Q: Do they make walk in tubs for larger individuals?
A: They do. They’re called ‘bariatric’ tubs, and they can accommodate just about anyone. A regular walk in tub usually has a weight limit of around 300 pounds. A bariatric tub, by comparison, may accommodate twice that much or more.
Q: How much water do walk in tubs use?
A: Whereas a standard tub will hold 30 to 40 gallons (give or take), a walk in tub may hold as much as 75 or 80 gallons. As a gallon of water weighs a little over 9 pounds, that 40 extra gallons is going to add 360+ pounds to the tub when it’s full. This is why we mentioned that if your home is on the old side, it might be worth having an engineer look at the bathroom to make sure it can accommodate the extra weight.
Q: What does it mean if a walk in tub is ‘ADA’ compliant?
A: ADA stands for the ‘Americans with Disabilities Act’. The ADA sets design standards for a plethora of products needed by the disabled to facilitate their life and maintain their health. As far as a walk in tub is concerned the ADA specifies the location of the controls, the height of the seat, the placement of the safety rails and more (4). Any tub that signifies it is ADA compliant must adhere to the standards established by the ADA. No exceptions.
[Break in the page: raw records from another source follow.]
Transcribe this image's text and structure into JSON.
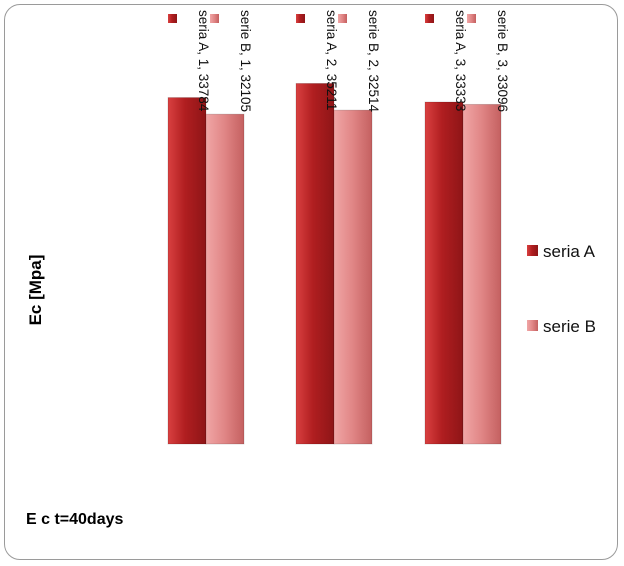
{
  "chart_data": {
    "type": "bar",
    "xlabel": "E c t=40days",
    "ylabel": "Ec [Mpa]",
    "categories": [
      "1",
      "2",
      "3"
    ],
    "series": [
      {
        "name": "seria A",
        "values": [
          33784,
          35211,
          33333
        ],
        "color": "#c0282a",
        "labels": [
          "seria A, 1, 33784",
          "seria A, 2, 35211",
          "seria A, 3, 33333"
        ]
      },
      {
        "name": "serie B",
        "values": [
          32105,
          32514,
          33096
        ],
        "color": "#e08585",
        "labels": [
          "serie B, 1, 32105",
          "serie B, 2, 32514",
          "serie B, 3, 33096"
        ]
      }
    ],
    "legend_position": "right",
    "grid": false,
    "axes_visible": false
  }
}
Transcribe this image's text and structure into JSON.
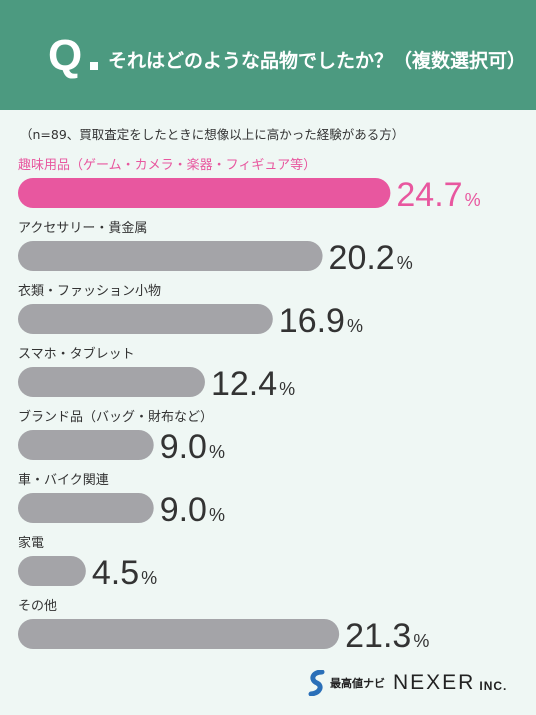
{
  "header": {
    "q_mark": "Q",
    "question": "それはどのような品物でしたか？（複数選択可）"
  },
  "note": "（n=89、買取査定をしたときに想像以上に高かった経験がある方）",
  "colors": {
    "highlight": "#e8579f",
    "bar": "#a4a4a8",
    "header": "#4c9a80"
  },
  "chart_data": {
    "type": "bar",
    "orientation": "horizontal",
    "unit": "%",
    "categories": [
      "趣味用品（ゲーム・カメラ・楽器・フィギュア等）",
      "アクセサリー・貴金属",
      "衣類・ファッション小物",
      "スマホ・タブレット",
      "ブランド品（バッグ・財布など）",
      "車・バイク関連",
      "家電",
      "その他"
    ],
    "values": [
      24.7,
      20.2,
      16.9,
      12.4,
      9.0,
      9.0,
      4.5,
      21.3
    ],
    "value_labels": [
      "24.7",
      "20.2",
      "16.9",
      "12.4",
      "9.0",
      "9.0",
      "4.5",
      "21.3"
    ],
    "highlight_index": 0,
    "xlim": [
      0,
      26
    ]
  },
  "logo": {
    "navi": "最高値ナビ",
    "brand": "NEXER",
    "suffix": "INC."
  }
}
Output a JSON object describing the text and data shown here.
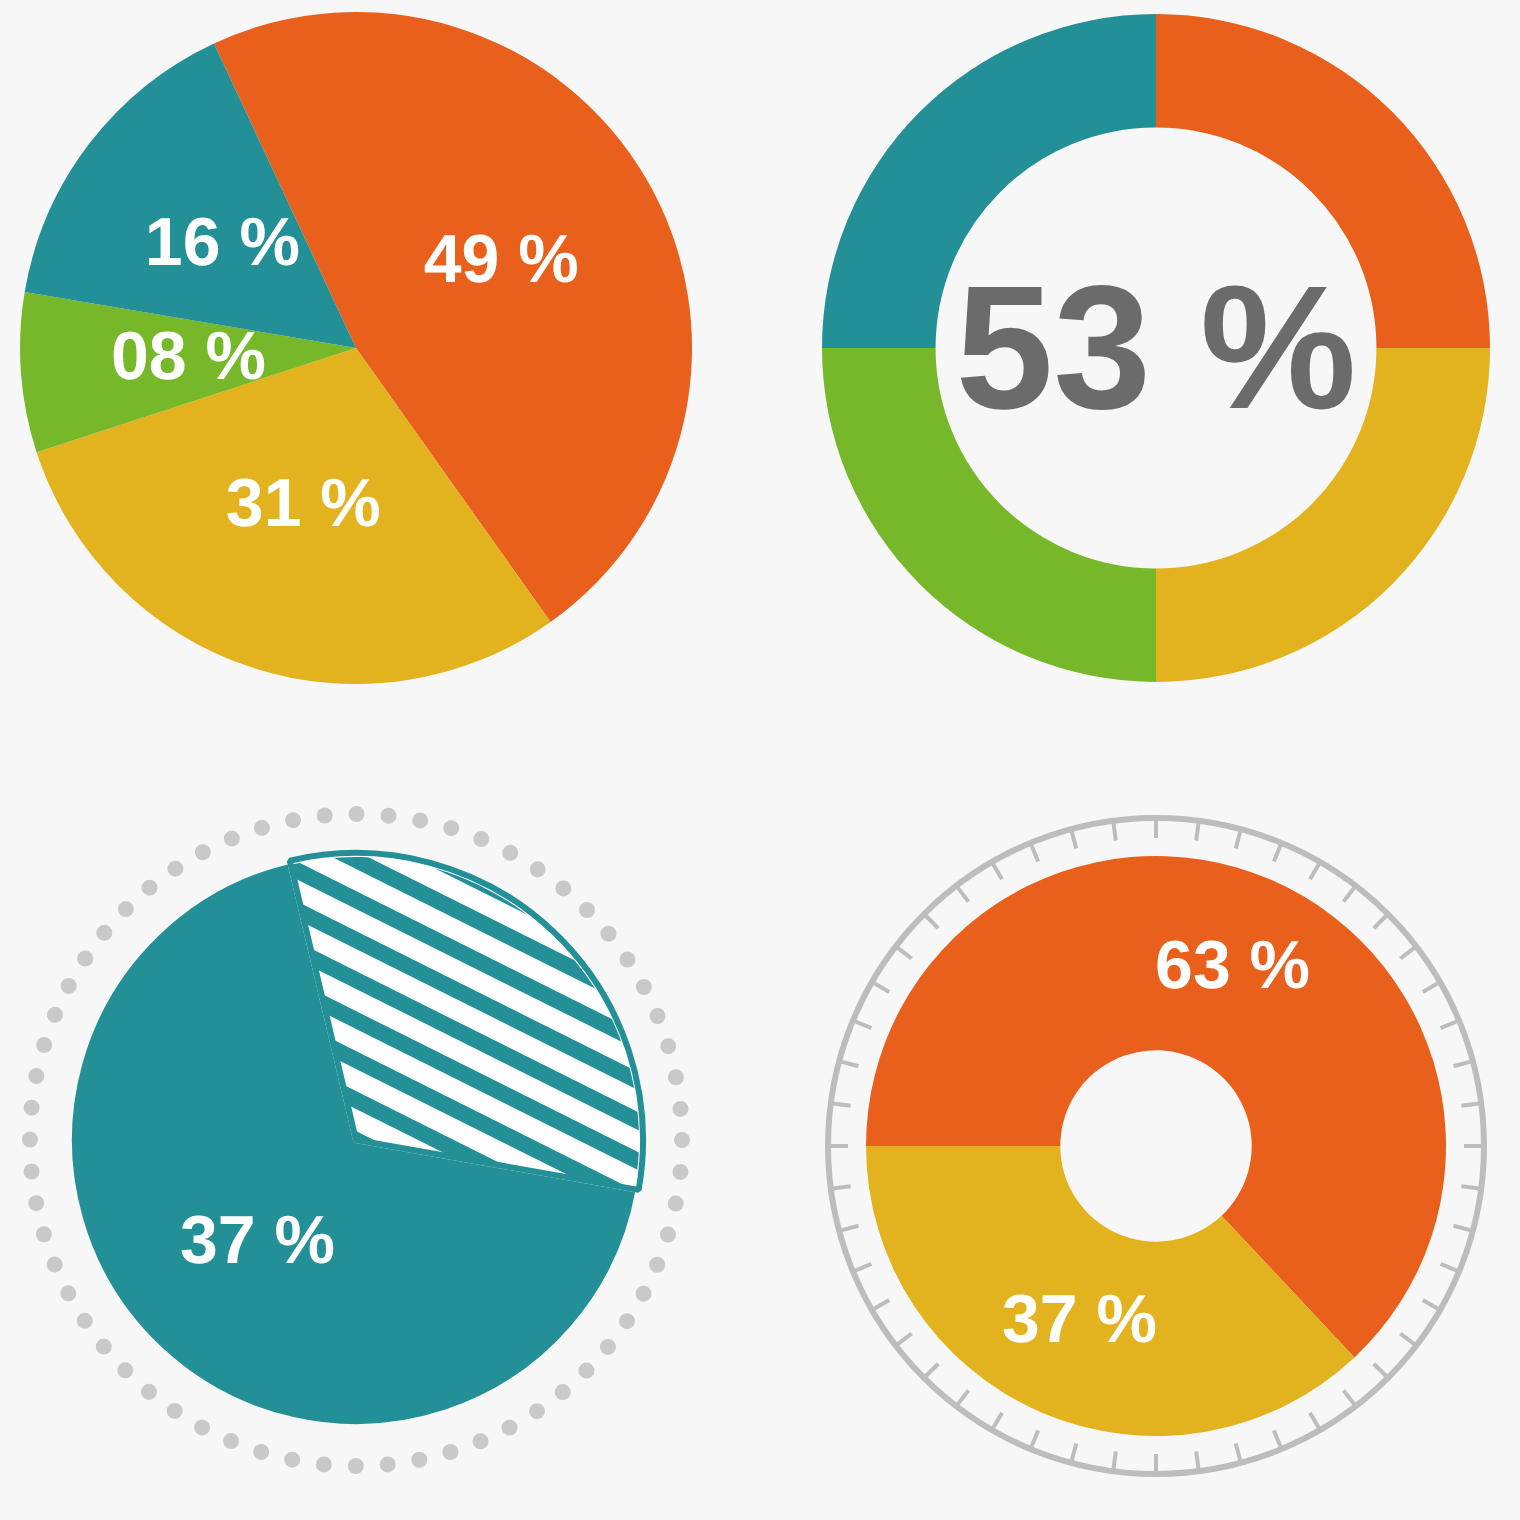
{
  "chart_data": [
    {
      "type": "pie",
      "categories": [
        null,
        null,
        null,
        null
      ],
      "values": [
        49,
        31,
        8,
        16
      ],
      "colors": [
        "#e8601c",
        "#e3b21f",
        "#76b82a",
        "#238f96"
      ],
      "value_labels": [
        "49 %",
        "31 %",
        "08 %",
        "16 %"
      ],
      "legend": false
    },
    {
      "type": "donut",
      "categories": [
        null,
        null,
        null,
        null
      ],
      "values": [
        25,
        25,
        25,
        25
      ],
      "colors": [
        "#e8601c",
        "#e3b21f",
        "#76b82a",
        "#238f96"
      ],
      "annotations": [
        "53 %"
      ],
      "legend": false
    },
    {
      "type": "pie",
      "categories": [
        null,
        null
      ],
      "values": [
        37,
        17
      ],
      "colors": [
        "#238f96",
        "#ffffff"
      ],
      "value_labels": [
        "37 %",
        null
      ],
      "legend": false
    },
    {
      "type": "donut",
      "categories": [
        null,
        null
      ],
      "values": [
        63,
        37
      ],
      "colors": [
        "#e8601c",
        "#e3b21f"
      ],
      "value_labels": [
        "63 %",
        "37 %"
      ],
      "legend": false
    }
  ]
}
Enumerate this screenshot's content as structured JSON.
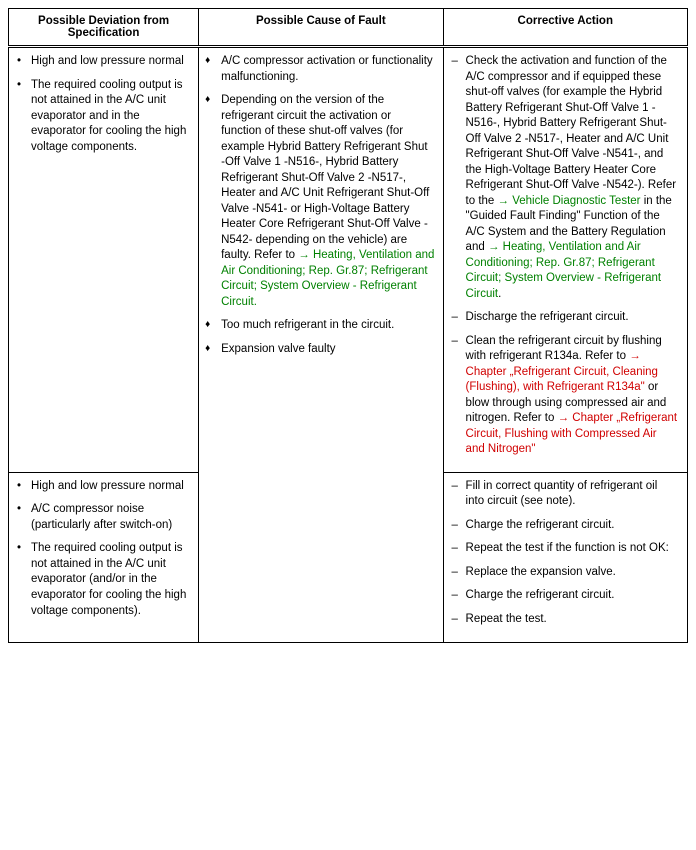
{
  "headers": {
    "col1": "Possible Deviation from Specification",
    "col2": "Possible Cause of Fault",
    "col3": "Corrective Action"
  },
  "row1": {
    "deviation": {
      "item1": "High and low pressure normal",
      "item2": "The required cooling output is not attained in the A/C unit evaporator and in the evaporator for cooling the high voltage components."
    },
    "cause": {
      "item1": "A/C compressor activation or functionality malfunctioning.",
      "item2_pre": "Depending on the version of the refrigerant circuit the activation or function of these shut-off valves (for example Hybrid Battery Refrigerant Shut -Off Valve 1 -N516-, Hybrid Battery Refrigerant Shut-Off Valve 2 -N517-, Heater and A/C Unit Refrigerant Shut-Off Valve -N541- or High-Voltage Battery Heater Core Refrigerant Shut-Off Valve -N542- depending on the vehicle) are faulty. Refer to ",
      "item2_link": "→ Heating, Ventilation and Air Conditioning; Rep. Gr.87; Refrigerant Circuit; System Overview - Refrigerant Circuit.",
      "item3": "Too much refrigerant in the circuit.",
      "item4": "Expansion valve faulty"
    },
    "action": {
      "item1_pre": "Check the activation and function of the A/C compressor and if equipped these shut-off valves (for example the Hybrid Battery Refrigerant Shut-Off Valve 1 -N516-, Hybrid Battery Refrigerant Shut-Off Valve 2 -N517-, Heater and A/C Unit Refrigerant Shut-Off Valve -N541-, and the High-Voltage Battery Heater Core Refrigerant Shut-Off Valve -N542-). Refer to the ",
      "item1_link1": "→ Vehicle Diagnostic Tester",
      "item1_mid": " in the \"Guided Fault Finding\" Function of the A/C System and the Battery Regulation and ",
      "item1_link2": "→ Heating, Ventilation and Air Conditioning; Rep. Gr.87; Refrigerant Circuit; System Overview - Refrigerant Circuit",
      "item1_post": ".",
      "item2": "Discharge the refrigerant circuit.",
      "item3_pre": "Clean the refrigerant circuit by flushing with refrigerant R134a. Refer to ",
      "item3_link1": "→ Chapter „Refrigerant Circuit, Cleaning (Flushing), with Refrigerant R134a\"",
      "item3_mid": " or blow through using compressed air and nitrogen. Refer to ",
      "item3_link2": "→ Chapter „Refrigerant Circuit, Flushing with Compressed Air and Nitrogen\""
    }
  },
  "row2": {
    "deviation": {
      "item1": "High and low pressure normal",
      "item2": "A/C compressor noise (particularly after switch-on)",
      "item3": "The required cooling output is not attained in the A/C unit evaporator (and/or in the evaporator for cooling the high voltage components)."
    },
    "action": {
      "item1": "Fill in correct quantity of refrigerant oil into circuit (see note).",
      "item2": "Charge the refrigerant circuit.",
      "item3": "Repeat the test if the function is not OK:",
      "item4": "Replace the expansion valve.",
      "item5": "Charge the refrigerant circuit.",
      "item6": "Repeat the test."
    }
  }
}
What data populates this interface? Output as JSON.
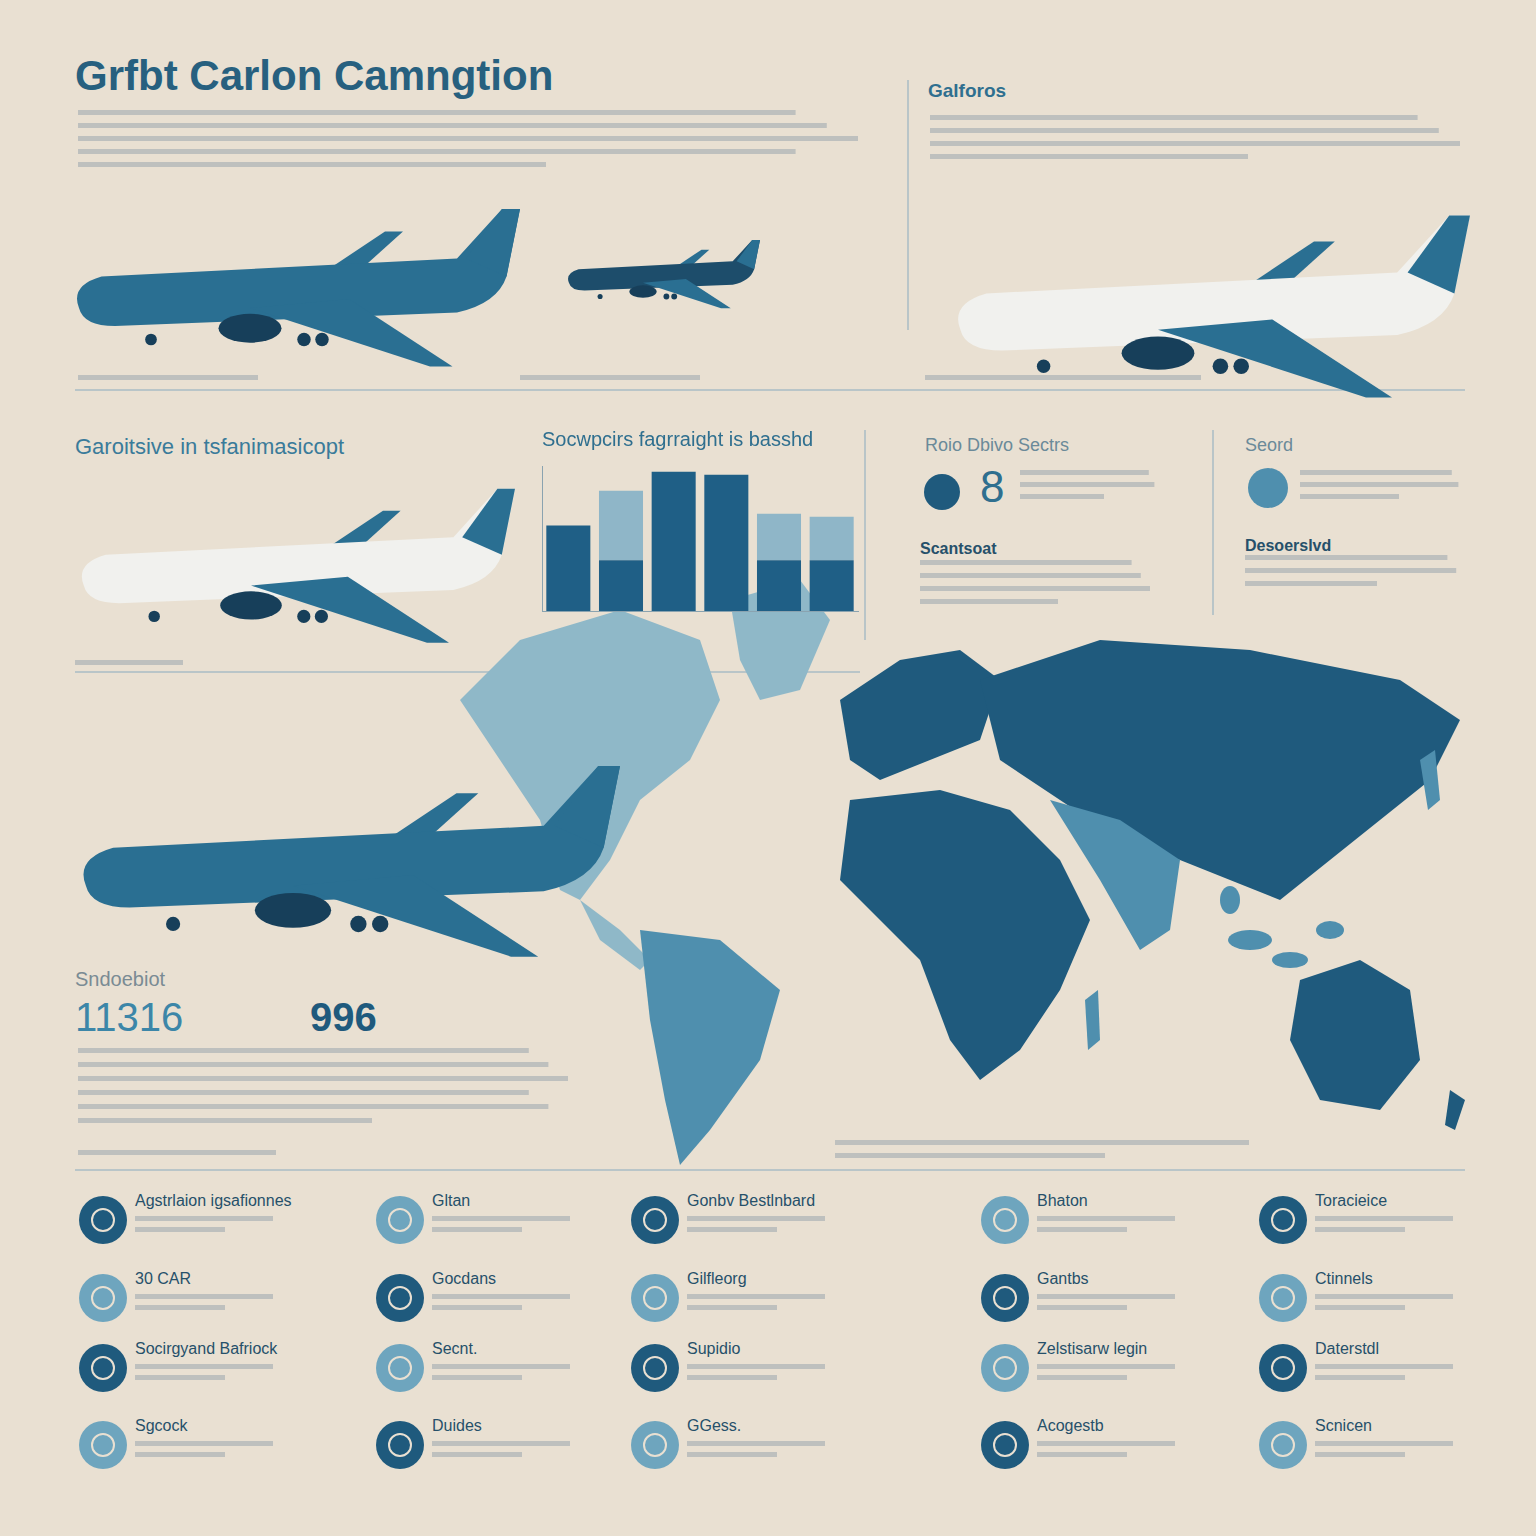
{
  "title": "Grfbt Carlon Camngtion",
  "top_right_heading": "Galforos",
  "section_heading": "Garoitsive in tsfanimasicopt",
  "chart_data": {
    "type": "bar",
    "title": "Socwpcirs fagrraight is basshd",
    "categories": [
      null,
      null,
      null,
      null,
      null,
      null
    ],
    "series": [
      {
        "color": "#1f5f86",
        "values": [
          59,
          35,
          96,
          94,
          35,
          35
        ]
      },
      {
        "color": "#8fb6c8",
        "values": [
          0,
          48,
          0,
          0,
          32,
          30
        ]
      }
    ],
    "stacked": true,
    "ylim": [
      0,
      100
    ],
    "yticks": [
      0,
      100
    ],
    "grid": false,
    "tick_labels": false
  },
  "stat_panel": {
    "heading": "Roio Dbivo Sectrs",
    "number": 8,
    "subheading": "Scantsoat"
  },
  "side_panel": {
    "heading": "Seord",
    "subheading": "Desoerslvd"
  },
  "stats": {
    "label": "Sndoebiot",
    "values": [
      11316,
      996
    ]
  },
  "icon_grid": [
    [
      "Agstrlaion igsafionnes",
      "Gltan",
      "Gonbv Bestlnbard",
      "Bhaton",
      "Toracieice"
    ],
    [
      "30 CAR",
      "Gocdans",
      "Gilfleorg",
      "Gantbs",
      "Ctinnels"
    ],
    [
      "Socirgyand Bafriock",
      "Secnt.",
      "Supidio",
      "Zelstisarw legin",
      "Daterstdl"
    ],
    [
      "Sgcock",
      "Duides",
      "GGess.",
      "Acogestb",
      "Scnicen"
    ]
  ]
}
A walk in tub can make a world of difference in a senior citizen’s quality of life. It can help them deal with maladies like arthritis, enable them to maintain their independence, prevent them from sustaining a life-changing injury, and just provide them a way to relax and get to sleep.
Walk in tubs are also useful for younger adults. They can help you recover faster from a tough workout, recover from soft tissue injuries and provide a way to decompress at the end of a long, tough day at work.